Value-based care (VBC) contracts are designed to incentivize providers to manage healthcare costs while maximizing healthcare quality for a specific set of individuals (“members”). VBC is currently an area of active experimentation by healthcare providers and payers. Many VBC models include a mixture of shared savings, global and partial capitation, episode-based payments and bonuses around specific quality and utilization metrics.
“Because the mix of VBC contracts changes over time, the ability to create or modify custom analytics to meet current needs is crucial to success”
Effective analytics are essential for success in VBC. The analytics needed include provider performance scorecards, member risk stratification, intervention outcome evaluations, forecasting, quality dashboards and algorithms to improve diagnosis coding accuracy.
Payers that create VBC contracts typically supply their provider partners with data and reports based on healthcare claims data, to highlight opportunities and provide performance feedback. The data and reports supplied by payers often have limitations including time lags (latency inherent in healthcare claims data), lack of personal ID numbers that tie across data sources and absence of important clinical details in the data (e.g., lab test results).
Providers participating in VBC contracts have the opportunity to make analytics more “real time” by supplementing healthcare claims data with electronic medical records (EMR). EMR data has many strengths. The data has minimal latency (typically, EMR data in analytic warehouses is refreshed daily), EMRs have excellent patient coverage (providers strive to keep accurate EMRs for all patients) and EMR data include a great amount of clinical detail. While parts of the EMR data are unstructured, much of the most useful information in EMR data is structured and relatively easy to use for analytic purposes (e.g., detailed service descriptions and dates, service location, lab test results, patient vitals, providers with various roles in the encounter). EMR data is excellent in forecasting and prediction, early utilization monitoring, physician quality dashboards and identifying high-risk patients, among other analytic purposes.
Despite the strengths of EMR data, there are some challenges to incorporating EMR data in VBC analytics. Payers typically supply providers with lists of members participating in a VBC program. However, these member lists often include sparse member information which is subject to change and inconsistent formatting, and member ID numbers (when available) may not tie to member ID numbers available in the EMR data. Sometimes it is necessary to match EMR data to member lists using cleaned data on name, gender, date of birth, primary insurance type and other member information as available. Because such matching can be complex, it important to test different matching algorithms and to carefully validate the results.

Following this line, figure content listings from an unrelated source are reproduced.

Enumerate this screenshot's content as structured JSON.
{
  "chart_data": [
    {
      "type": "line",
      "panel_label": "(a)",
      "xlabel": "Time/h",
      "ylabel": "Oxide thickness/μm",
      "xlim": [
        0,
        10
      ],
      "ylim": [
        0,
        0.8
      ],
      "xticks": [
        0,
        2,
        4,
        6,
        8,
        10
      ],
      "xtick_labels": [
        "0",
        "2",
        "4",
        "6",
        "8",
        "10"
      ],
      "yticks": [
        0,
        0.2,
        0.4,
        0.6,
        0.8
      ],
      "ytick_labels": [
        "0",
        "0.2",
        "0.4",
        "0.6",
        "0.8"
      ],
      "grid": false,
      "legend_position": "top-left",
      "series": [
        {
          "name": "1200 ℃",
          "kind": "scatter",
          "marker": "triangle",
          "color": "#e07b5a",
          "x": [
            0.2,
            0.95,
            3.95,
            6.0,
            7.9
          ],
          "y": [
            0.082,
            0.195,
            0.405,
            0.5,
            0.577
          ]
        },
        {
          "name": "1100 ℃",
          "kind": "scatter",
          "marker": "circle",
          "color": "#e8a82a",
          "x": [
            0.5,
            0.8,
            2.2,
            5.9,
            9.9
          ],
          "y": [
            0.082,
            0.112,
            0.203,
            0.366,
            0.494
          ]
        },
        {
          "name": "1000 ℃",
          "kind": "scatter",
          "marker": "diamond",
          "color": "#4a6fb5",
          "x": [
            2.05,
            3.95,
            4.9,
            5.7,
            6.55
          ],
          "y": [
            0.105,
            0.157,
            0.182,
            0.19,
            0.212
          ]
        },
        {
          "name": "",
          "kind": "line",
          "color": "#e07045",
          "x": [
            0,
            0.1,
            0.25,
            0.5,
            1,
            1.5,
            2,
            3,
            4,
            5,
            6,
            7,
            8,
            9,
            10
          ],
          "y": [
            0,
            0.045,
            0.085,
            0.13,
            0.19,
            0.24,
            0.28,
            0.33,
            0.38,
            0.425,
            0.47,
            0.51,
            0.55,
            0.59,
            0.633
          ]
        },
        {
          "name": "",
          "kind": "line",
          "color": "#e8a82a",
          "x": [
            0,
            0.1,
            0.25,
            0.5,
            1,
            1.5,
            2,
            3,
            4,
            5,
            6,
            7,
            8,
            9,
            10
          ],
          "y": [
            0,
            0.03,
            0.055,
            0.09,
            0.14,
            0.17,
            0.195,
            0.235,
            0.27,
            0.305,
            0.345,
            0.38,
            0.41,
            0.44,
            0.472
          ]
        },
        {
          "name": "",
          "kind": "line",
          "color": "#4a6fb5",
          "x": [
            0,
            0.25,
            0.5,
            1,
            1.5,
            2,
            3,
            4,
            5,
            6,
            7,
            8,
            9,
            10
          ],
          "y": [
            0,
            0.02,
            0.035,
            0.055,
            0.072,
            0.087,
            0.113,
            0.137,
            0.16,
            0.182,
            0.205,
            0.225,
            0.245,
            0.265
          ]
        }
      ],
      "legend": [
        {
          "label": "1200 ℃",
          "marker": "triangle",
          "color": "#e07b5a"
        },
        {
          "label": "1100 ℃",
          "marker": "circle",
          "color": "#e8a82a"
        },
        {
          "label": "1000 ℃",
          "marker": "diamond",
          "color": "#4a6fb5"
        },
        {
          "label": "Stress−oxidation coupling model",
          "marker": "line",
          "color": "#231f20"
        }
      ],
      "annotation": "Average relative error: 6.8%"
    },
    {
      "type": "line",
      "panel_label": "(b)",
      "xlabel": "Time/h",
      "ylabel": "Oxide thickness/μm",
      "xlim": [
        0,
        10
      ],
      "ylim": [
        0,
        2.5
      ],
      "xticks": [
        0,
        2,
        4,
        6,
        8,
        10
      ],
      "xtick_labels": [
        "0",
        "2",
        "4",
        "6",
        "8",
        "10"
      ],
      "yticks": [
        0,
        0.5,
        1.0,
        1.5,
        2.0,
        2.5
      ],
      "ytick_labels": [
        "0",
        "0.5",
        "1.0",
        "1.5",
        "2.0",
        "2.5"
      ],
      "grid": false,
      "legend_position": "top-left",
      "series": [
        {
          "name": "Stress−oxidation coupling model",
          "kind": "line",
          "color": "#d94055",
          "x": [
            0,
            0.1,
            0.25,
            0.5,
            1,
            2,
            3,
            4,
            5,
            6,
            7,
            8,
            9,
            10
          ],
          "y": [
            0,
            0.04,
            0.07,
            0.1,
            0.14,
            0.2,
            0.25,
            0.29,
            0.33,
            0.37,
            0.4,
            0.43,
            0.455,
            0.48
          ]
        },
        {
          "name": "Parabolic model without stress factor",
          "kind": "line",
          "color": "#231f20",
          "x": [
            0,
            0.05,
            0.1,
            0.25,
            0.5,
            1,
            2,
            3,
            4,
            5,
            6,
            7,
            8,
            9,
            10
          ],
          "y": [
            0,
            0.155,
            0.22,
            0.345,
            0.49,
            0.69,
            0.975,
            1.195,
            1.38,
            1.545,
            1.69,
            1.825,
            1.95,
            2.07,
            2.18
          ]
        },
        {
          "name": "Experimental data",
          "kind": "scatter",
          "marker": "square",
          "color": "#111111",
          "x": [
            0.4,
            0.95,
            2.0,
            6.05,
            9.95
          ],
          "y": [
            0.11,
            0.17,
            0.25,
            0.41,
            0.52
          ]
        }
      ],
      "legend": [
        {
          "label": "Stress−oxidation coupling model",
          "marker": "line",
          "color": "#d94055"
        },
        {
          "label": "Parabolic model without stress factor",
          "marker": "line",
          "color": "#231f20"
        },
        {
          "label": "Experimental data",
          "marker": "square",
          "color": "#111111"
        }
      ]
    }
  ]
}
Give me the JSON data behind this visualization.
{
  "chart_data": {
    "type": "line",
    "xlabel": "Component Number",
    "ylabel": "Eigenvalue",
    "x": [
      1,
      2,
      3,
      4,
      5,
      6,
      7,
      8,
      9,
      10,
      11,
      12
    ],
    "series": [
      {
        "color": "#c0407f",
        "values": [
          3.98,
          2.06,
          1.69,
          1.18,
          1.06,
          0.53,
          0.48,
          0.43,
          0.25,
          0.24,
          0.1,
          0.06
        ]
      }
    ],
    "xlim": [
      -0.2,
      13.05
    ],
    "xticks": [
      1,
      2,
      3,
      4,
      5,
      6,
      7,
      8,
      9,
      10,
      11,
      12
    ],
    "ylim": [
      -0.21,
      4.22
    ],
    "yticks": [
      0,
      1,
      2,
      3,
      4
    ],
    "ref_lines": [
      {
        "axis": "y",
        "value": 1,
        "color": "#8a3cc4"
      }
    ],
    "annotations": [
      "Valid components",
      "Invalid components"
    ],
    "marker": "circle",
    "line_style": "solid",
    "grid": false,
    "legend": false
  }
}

A second and more significant challenge to incorporating EMR data in VBC analytics is absence of records on services from other providers in the EMR data. Unlike healthcare claims data, which include all services that a member receives from any provider, EMR data typically only include services that the member receives from one provider, or the set of providers who work for a single health system or group. There is typically no EMR data available for services rendered by other providers. It could be argued that EMR data, which represent services received from the VBC provider’s own office, group or health system, are most important because they are most easily impacted by the provider’s actions. That is, it is easier for a provider to influence the healthcare of their own patients than it is to influence the healthcare of patients seeing other providers. Following the old adage that the best way to deal with missing data is not to have any, the best way to overcome gaps in EMR data is to perform excellent care coordination and strong primary care, which often decreases the need for members to get services from many different providers, in turn leading to more complete available EMR data on the services that members receive.
Due to challenges such as those mentioned above with combining healthcare claims with EMR data for VBC analytics, many vendors offer tools and support to providers in this area. While vendor solutions might be right for some organizations, they can be costly and inflexible with steep implementation fees for adding new data sources or other change orders.
Presence Health is the largest Catholic health system in Illinois, with 11 hospitals and over 150 sites of service. Currently, Presence Health provides care coordination and other services for members in a wide variety of VBC arrangements. At Presence, our experience is that it is feasible (as well as cost-efficient) to create customized VBC analytics, incorporating both healthcare claims and EMR data, using primarily internal resources. Important components of being able to do this included the following: 1) availability of EMR data (Epic and Meditech) structured to be consumed for analytic purposes and refreshed daily; 2) availability of sufficient server space to process and combine healthcare claims and EMR data; 3) programming and analytic software (especially SAS and SQL) to process the data and create analytics and reports; and 4) staff with programming skills and experience creating custom analytics using a variety of healthcare data.
We have found that in addition to minimizing costs of vendor consulting and tools, this setup increases ability to customize analytics to meet current needs and quickly created new analytics as needed. Because the mix of VBC contracts changes over time and the terms of the contracts change frequently (often annually), the ability to quickly and cost-efficiently create or modify custom analytics to meet current needs is crucial to success.